There are growing expectations in the industry that high fertiliser prices could be baked into the market for at least two years following Russia’s invasion of Ukraine, with both countries being key producers of essential ingredients.

He said: “I don’t think you will see panic buying or sort of hoarding because it’s just simply too expensive. What we do see at these higher prices is that the ultimate fertiliser levels generally fall, and that means it’s likely we’ll end up producing less and less crop as we move forward.”

The NFU represents nearly 46,000 farming and growing businesses – promoting and protecting the interests of British agriculture and horticulture on behalf of farmers.

Long-term sustainability is crucial, argues CF Fertilisers

CF Fertilisers has suffered a slump in sales over recent with years, with its ammonium nitrate fertiliser sales volumes to domestic customers falling nearly 30 percent since the 2017-18 season.

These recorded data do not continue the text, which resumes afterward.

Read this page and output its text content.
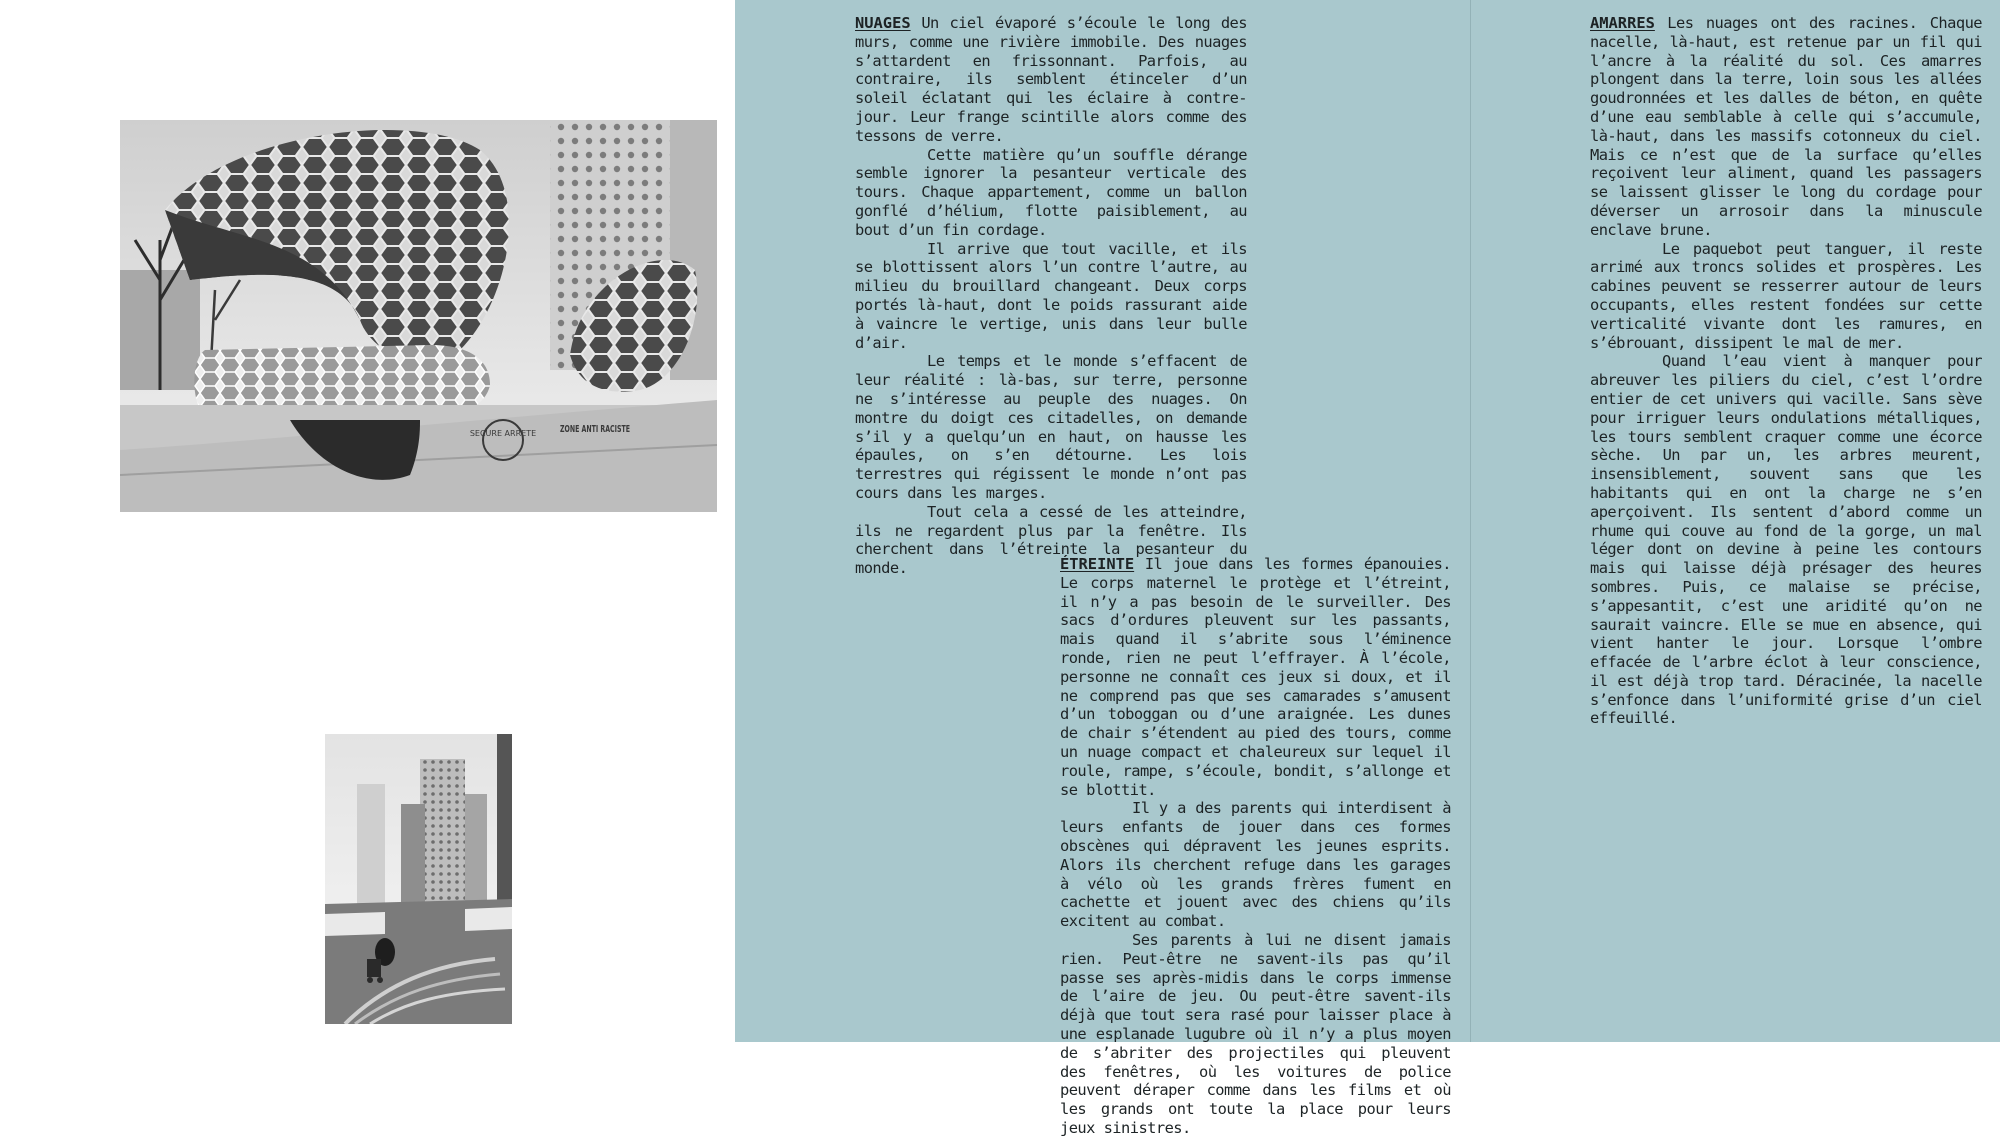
SECURE ARRETE ZONE ANTI RACISTE

NUAGES Un ciel évaporé s’écoule le long des murs, comme une rivière immobile. Des nuages s’attardent en frissonnant. Parfois, au contraire, ils semblent étinceler d’un soleil éclatant qui les éclaire à contre-jour. Leur frange scintille alors comme des tessons de verre.

Cette matière qu’un souffle dérange semble ignorer la pesanteur verticale des tours. Chaque appartement, comme un ballon gonflé d’hélium, flotte paisiblement, au bout d’un fin cordage.

Il arrive que tout vacille, et ils se blottissent alors l’un contre l’autre, au milieu du brouillard changeant. Deux corps portés là-haut, dont le poids rassurant aide à vaincre le vertige, unis dans leur bulle d’air.

Le temps et le monde s’effacent de leur réalité : là-bas, sur terre, personne ne s’intéresse au peuple des nuages. On montre du doigt ces citadelles, on demande s’il y a quelqu’un en haut, on hausse les épaules, on s’en détourne. Les lois terrestres qui régissent le monde n’ont pas cours dans les marges.

Tout cela a cessé de les atteindre, ils ne regardent plus par la fenêtre. Ils cherchent dans l’étreinte la pesanteur du monde.	ÉTREINTE Il joue dans les formes épanouies. Le corps maternel le protège et l’étreint, il n’y a pas besoin de le surveiller. Des sacs d’ordures pleuvent sur les passants, mais quand il s’abrite sous l’éminence ronde, rien ne peut l’effrayer. À l’école, personne ne connaît ces jeux si doux, et il ne comprend pas que ses camarades s’amusent d’un toboggan ou d’une araignée. Les dunes de chair s’étendent au pied des tours, comme un nuage compact et chaleureux sur lequel il roule, rampe, s’écoule, bondit, s’allonge et se blottit.

Il y a des parents qui interdisent à leurs enfants de jouer dans ces formes obscènes qui dépravent les jeunes esprits. Alors ils cherchent refuge dans les garages à vélo où les grands frères fument en cachette et jouent avec des chiens qu’ils excitent au combat.

Ses parents à lui ne disent jamais rien. Peut-être ne savent-ils pas qu’il passe ses après-midis dans le corps immense de l’aire de jeu. Ou peut-être savent-ils déjà que tout sera rasé pour laisser place à une esplanade lugubre où il n’y a plus moyen de s’abriter des projectiles qui pleuvent des fenêtres, où les voitures de police peuvent déraper comme dans les films et où les grands ont toute la place pour leurs jeux sinistres.

AMARRES Les nuages ont des racines. Chaque nacelle, là-haut, est retenue par un fil qui l’ancre à la réalité du sol. Ces amarres plongent dans la terre, loin sous les allées goudronnées et les dalles de béton, en quête d’une eau semblable à celle qui s’accumule, là-haut, dans les massifs cotonneux du ciel. Mais ce n’est que de la surface qu’elles reçoivent leur aliment, quand les passagers se laissent glisser le long du cordage pour déverser un arrosoir dans la minuscule enclave brune.

Le paquebot peut tanguer, il reste arrimé aux troncs solides et prospères. Les cabines peuvent se resserrer autour de leurs occupants, elles restent fondées sur cette verticalité vivante dont les ramures, en s’ébrouant, dissipent le mal de mer.

Quand l’eau vient à manquer pour abreuver les piliers du ciel, c’est l’ordre entier de cet univers qui vacille. Sans sève pour irriguer leurs ondulations métalliques, les tours semblent craquer comme une écorce sèche. Un par un, les arbres meurent, insensiblement, souvent sans que les habitants qui en ont la charge ne s’en aperçoivent. Ils sentent d’abord comme un rhume qui couve au fond de la gorge, un mal léger dont on devine à peine les contours mais qui laisse déjà présager des heures sombres. Puis, ce malaise se précise, s’appesantit, c’est une aridité qu’on ne saurait vaincre. Elle se mue en absence, qui vient hanter le jour. Lorsque l’ombre effacée de l’arbre éclot à leur conscience, il est déjà trop tard. Déracinée, la nacelle s’enfonce dans l’uniformité grise d’un ciel effeuillé.
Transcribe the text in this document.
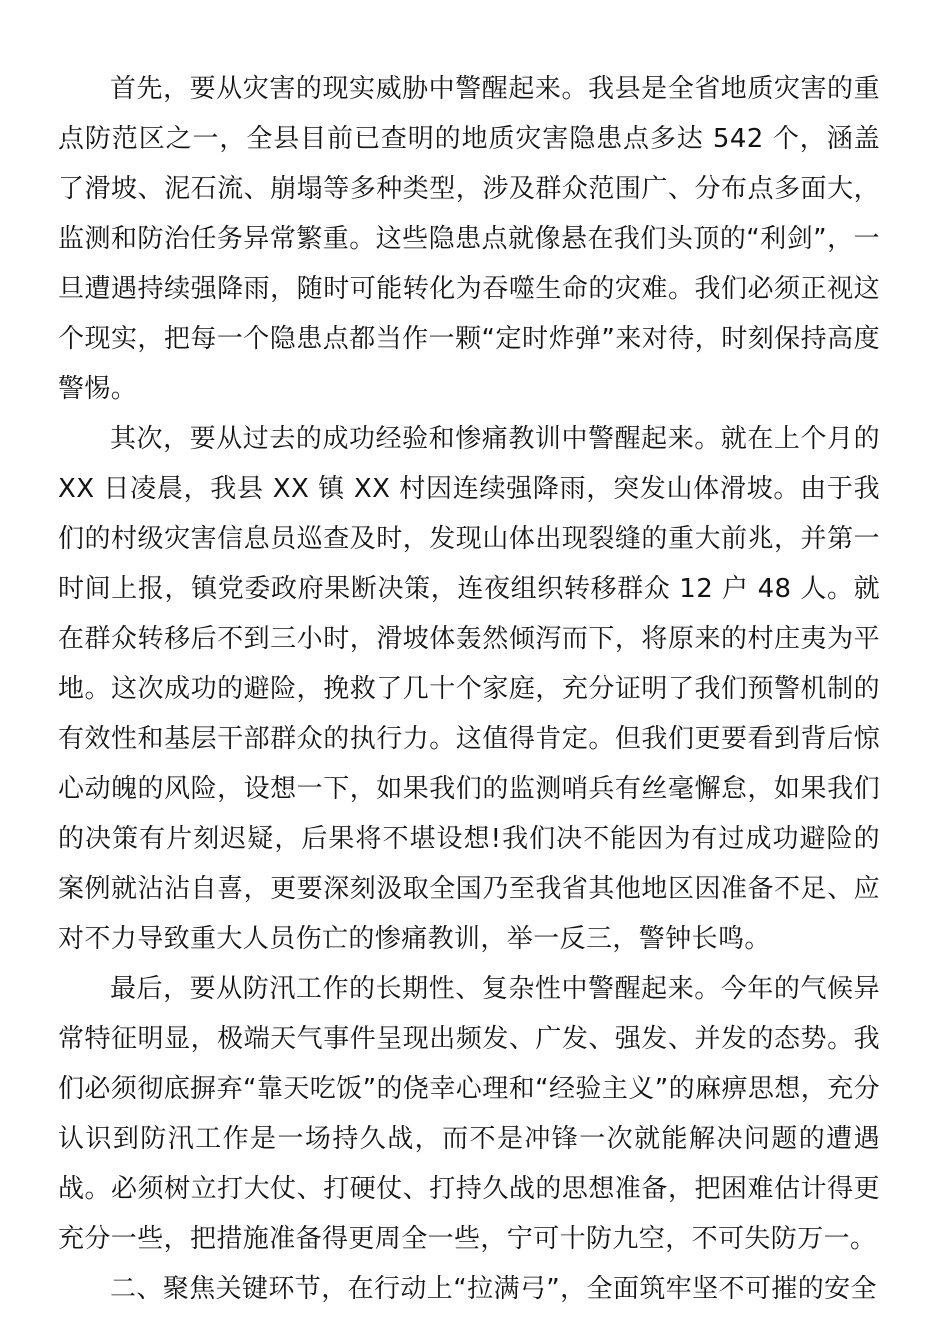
首先，要从灾害的现实威胁中警醒起来。我县是全省地质灾害的重点防范区之一，全县目前已查明的地质灾害隐患点多达 542 个，涵盖了滑坡、泥石流、崩塌等多种类型，涉及群众范围广、分布点多面大，监测和防治任务异常繁重。这些隐患点就像悬在我们头顶的“利剑”，一旦遭遇持续强降雨，随时可能转化为吞噬生命的灾难。我们必须正视这个现实，把每一个隐患点都当作一颗“定时炸弹”来对待，时刻保持高度警惕。

其次，要从过去的成功经验和惨痛教训中警醒起来。就在上个月的 XX 日凌晨，我县 XX 镇 XX 村因连续强降雨，突发山体滑坡。由于我们的村级灾害信息员巡查及时，发现山体出现裂缝的重大前兆，并第一时间上报，镇党委政府果断决策，连夜组织转移群众 12 户 48 人。就在群众转移后不到三小时，滑坡体轰然倾泻而下，将原来的村庄夷为平地。这次成功的避险，挽救了几十个家庭，充分证明了我们预警机制的有效性和基层干部群众的执行力。这值得肯定。但我们更要看到背后惊心动魄的风险，设想一下，如果我们的监测哨兵有丝毫懈怠，如果我们的决策有片刻迟疑，后果将不堪设想!我们决不能因为有过成功避险的案例就沾沾自喜，更要深刻汲取全国乃至我省其他地区因准备不足、应对不力导致重大人员伤亡的惨痛教训，举一反三，警钟长鸣。

最后，要从防汛工作的长期性、复杂性中警醒起来。今年的气候异常特征明显，极端天气事件呈现出频发、广发、强发、并发的态势。我们必须彻底摒弃“靠天吃饭”的侥幸心理和“经验主义”的麻痹思想，充分认识到防汛工作是一场持久战，而不是冲锋一次就能解决问题的遭遇战。必须树立打大仗、打硬仗、打持久战的思想准备，把困难估计得更充分一些，把措施准备得更周全一些，宁可十防九空，不可失防万一。

二、聚焦关键环节，在行动上“拉满弓”，全面筑牢坚不可摧的安全
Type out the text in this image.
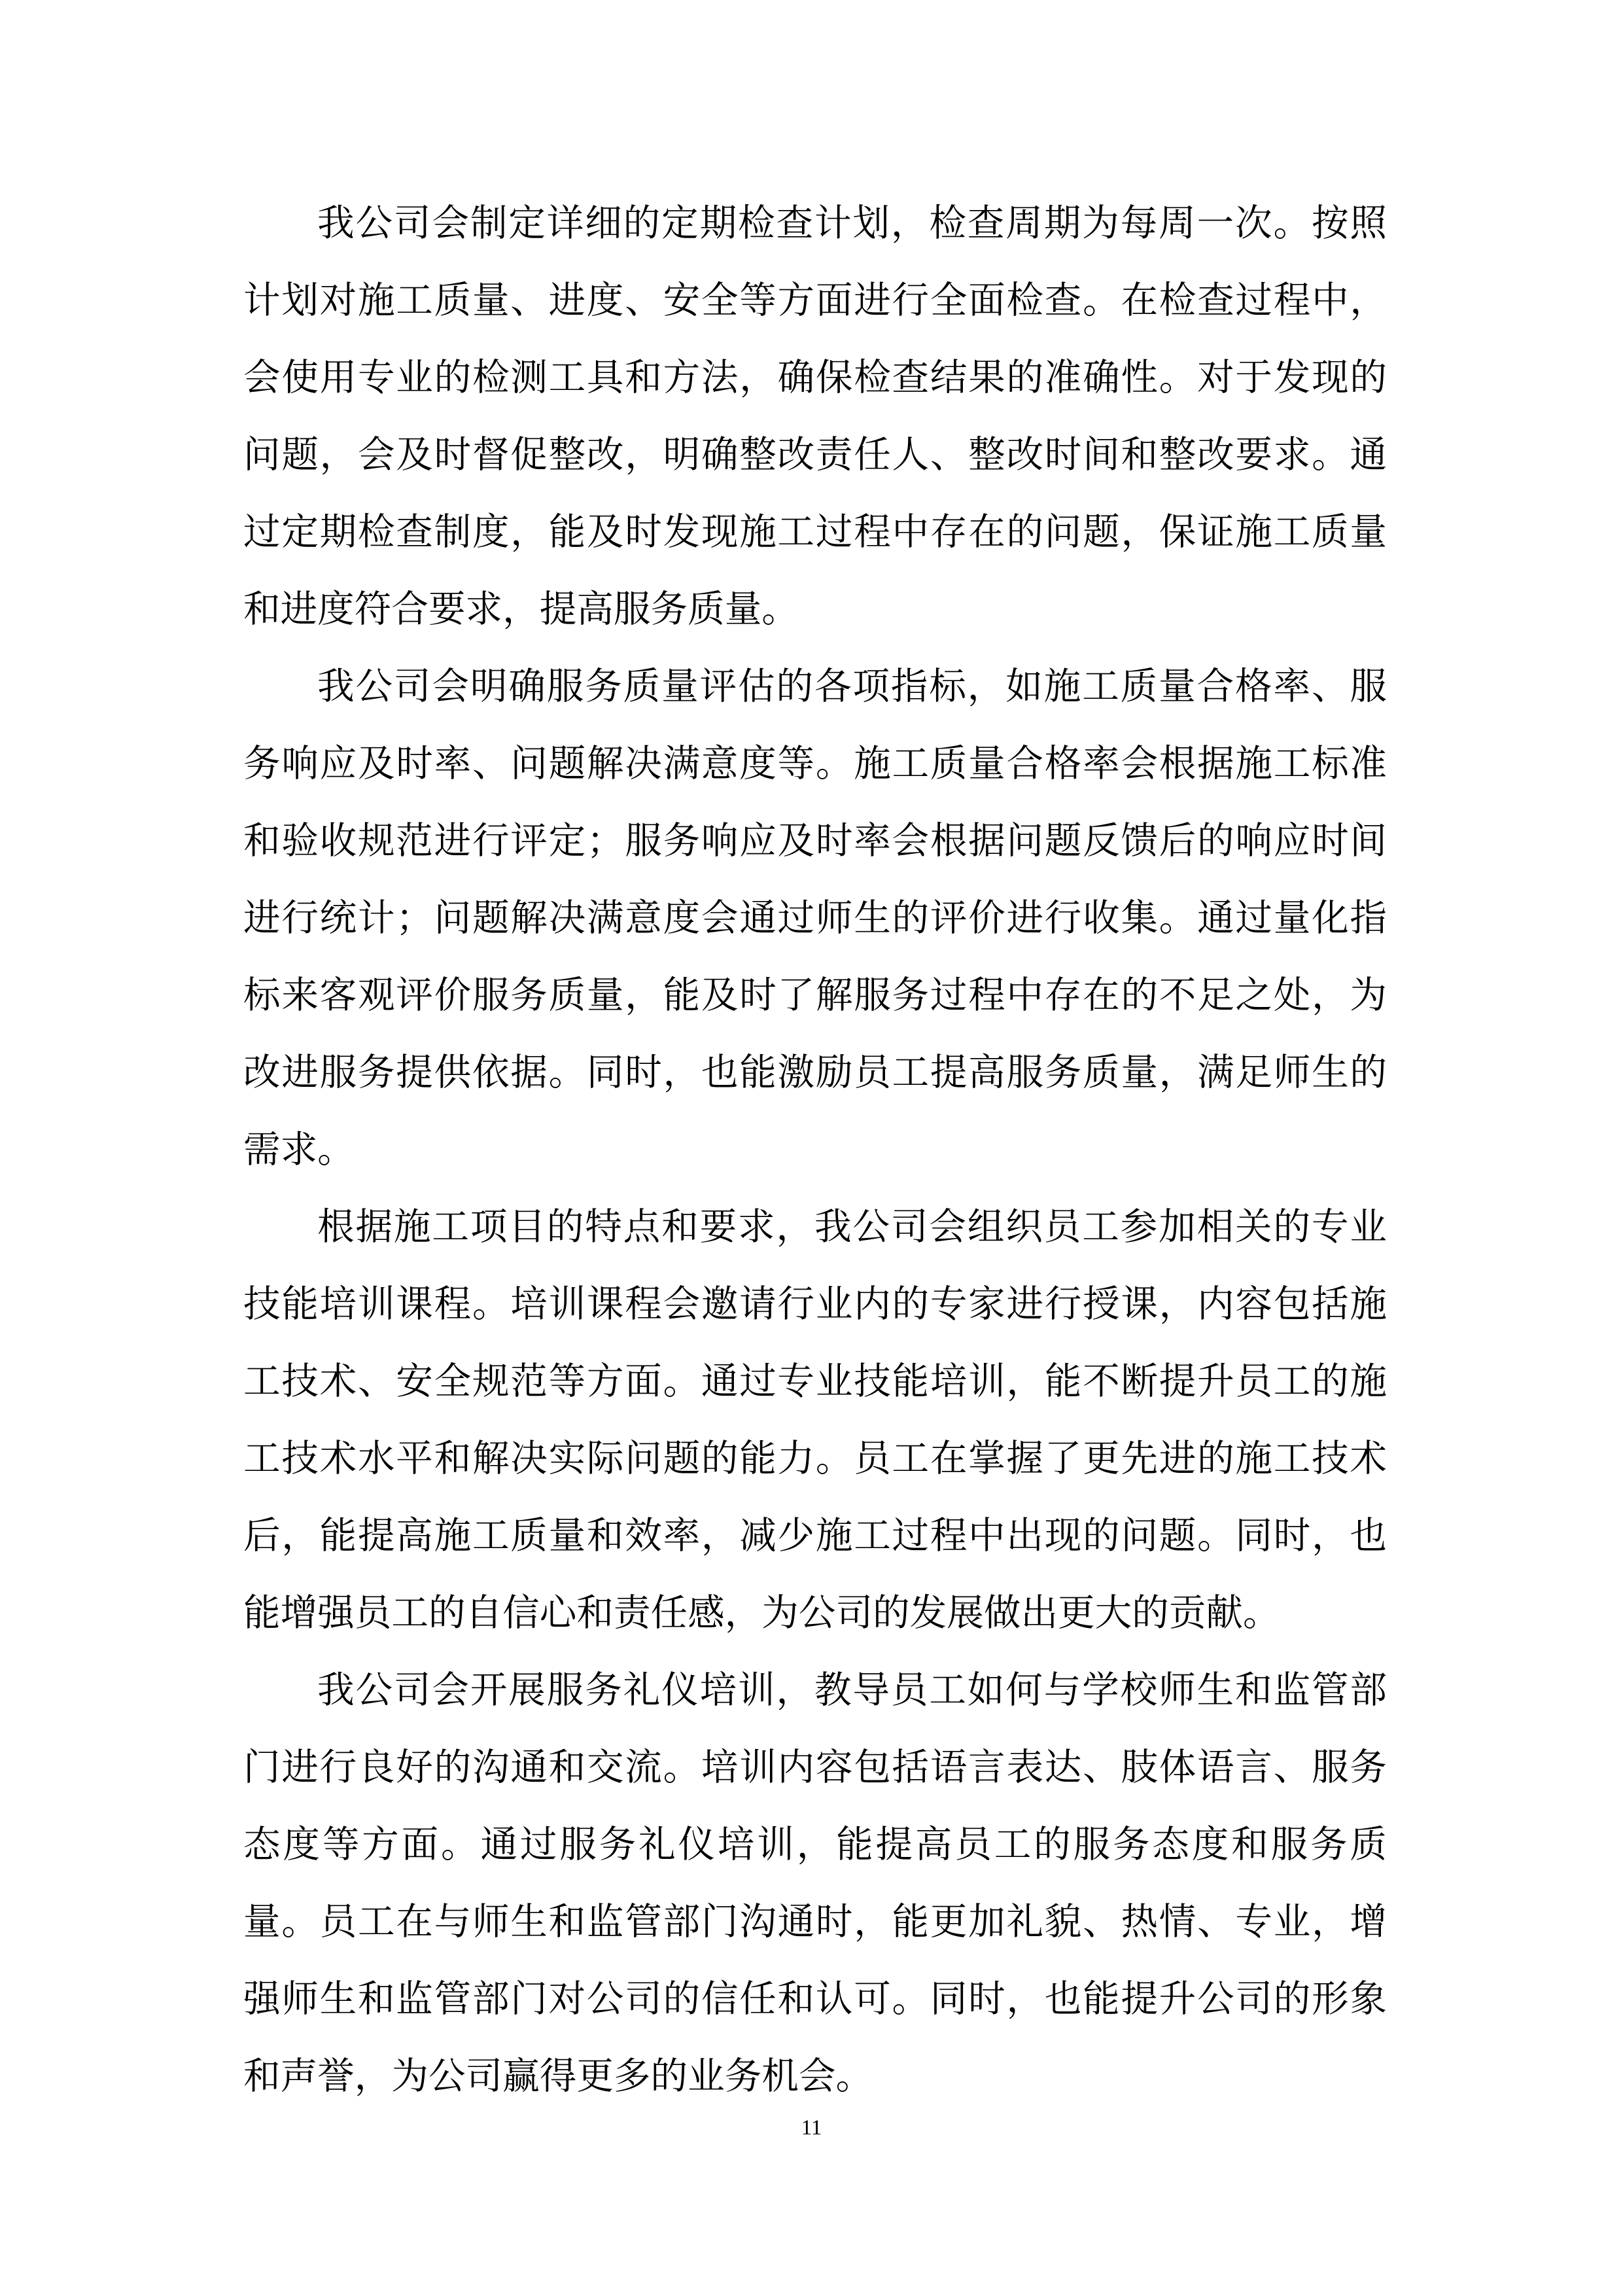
我公司会制定详细的定期检查计划，检查周期为每周一次。按照计划对施工质量、进度、安全等方面进行全面检查。在检查过程中，会使用专业的检测工具和方法，确保检查结果的准确性。对于发现的问题，会及时督促整改，明确整改责任人、整改时间和整改要求。通过定期检查制度，能及时发现施工过程中存在的问题，保证施工质量和进度符合要求，提高服务质量。

我公司会明确服务质量评估的各项指标，如施工质量合格率、服务响应及时率、问题解决满意度等。施工质量合格率会根据施工标准和验收规范进行评定；服务响应及时率会根据问题反馈后的响应时间进行统计；问题解决满意度会通过师生的评价进行收集。通过量化指标来客观评价服务质量，能及时了解服务过程中存在的不足之处，为改进服务提供依据。同时，也能激励员工提高服务质量，满足师生的需求。

根据施工项目的特点和要求，我公司会组织员工参加相关的专业技能培训课程。培训课程会邀请行业内的专家进行授课，内容包括施工技术、安全规范等方面。通过专业技能培训，能不断提升员工的施工技术水平和解决实际问题的能力。员工在掌握了更先进的施工技术后，能提高施工质量和效率，减少施工过程中出现的问题。同时，也能增强员工的自信心和责任感，为公司的发展做出更大的贡献。

我公司会开展服务礼仪培训，教导员工如何与学校师生和监管部门进行良好的沟通和交流。培训内容包括语言表达、肢体语言、服务态度等方面。通过服务礼仪培训，能提高员工的服务态度和服务质量。员工在与师生和监管部门沟通时，能更加礼貌、热情、专业，增强师生和监管部门对公司的信任和认可。同时，也能提升公司的形象和声誉，为公司赢得更多的业务机会。

11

It has attributed this decline to intense competition from lower-cost imports, which contrast with an expensive domestic market.

A spokesperson for CF Fertilisers told City PM: “Both the Billingham and Ince manufacturing sites are high-cost production facilities in an intensely competitive global market – with foreign producers already supplying more than half of UK fertiliser demand through imports.”

It revealed that when both Billingham and Ince are producing ammonium nitrate even at minimum levels – CF Fertilisers has not been able to profitably sell the entire volume domestically over the last four years.

This has caused the company to increasingly turn to exporting at unsustainably low margins in order to continue operating both facilities.

CF Fertilisers confirmed to City A.M that the Billingham manufacturing facility has enough capacity to meet domestic demand for ammonium nitrate fertiliser, which the business had previously served from both plants.

It also revealed the Billingham plant is more efficient than the Ince manufacturing facility, and has the ability to import ammonia

The company did concede that salt-based and compound fertilisers were only produced at the Ince manufacturing facility, but suggested there are many alternatives in the marketplace to secure these types of products.

CF Fertilisers concluded: “We understand the NFU’s call for transparency and would point to the information we shared last week, which fully sets out the business reasoning behind our proposals. We believe that our proposals to focus our manufacturing operations at Billingham and restructure our business in the manner proposed, would best position CF Fertilisers UK for long-term sustainability.”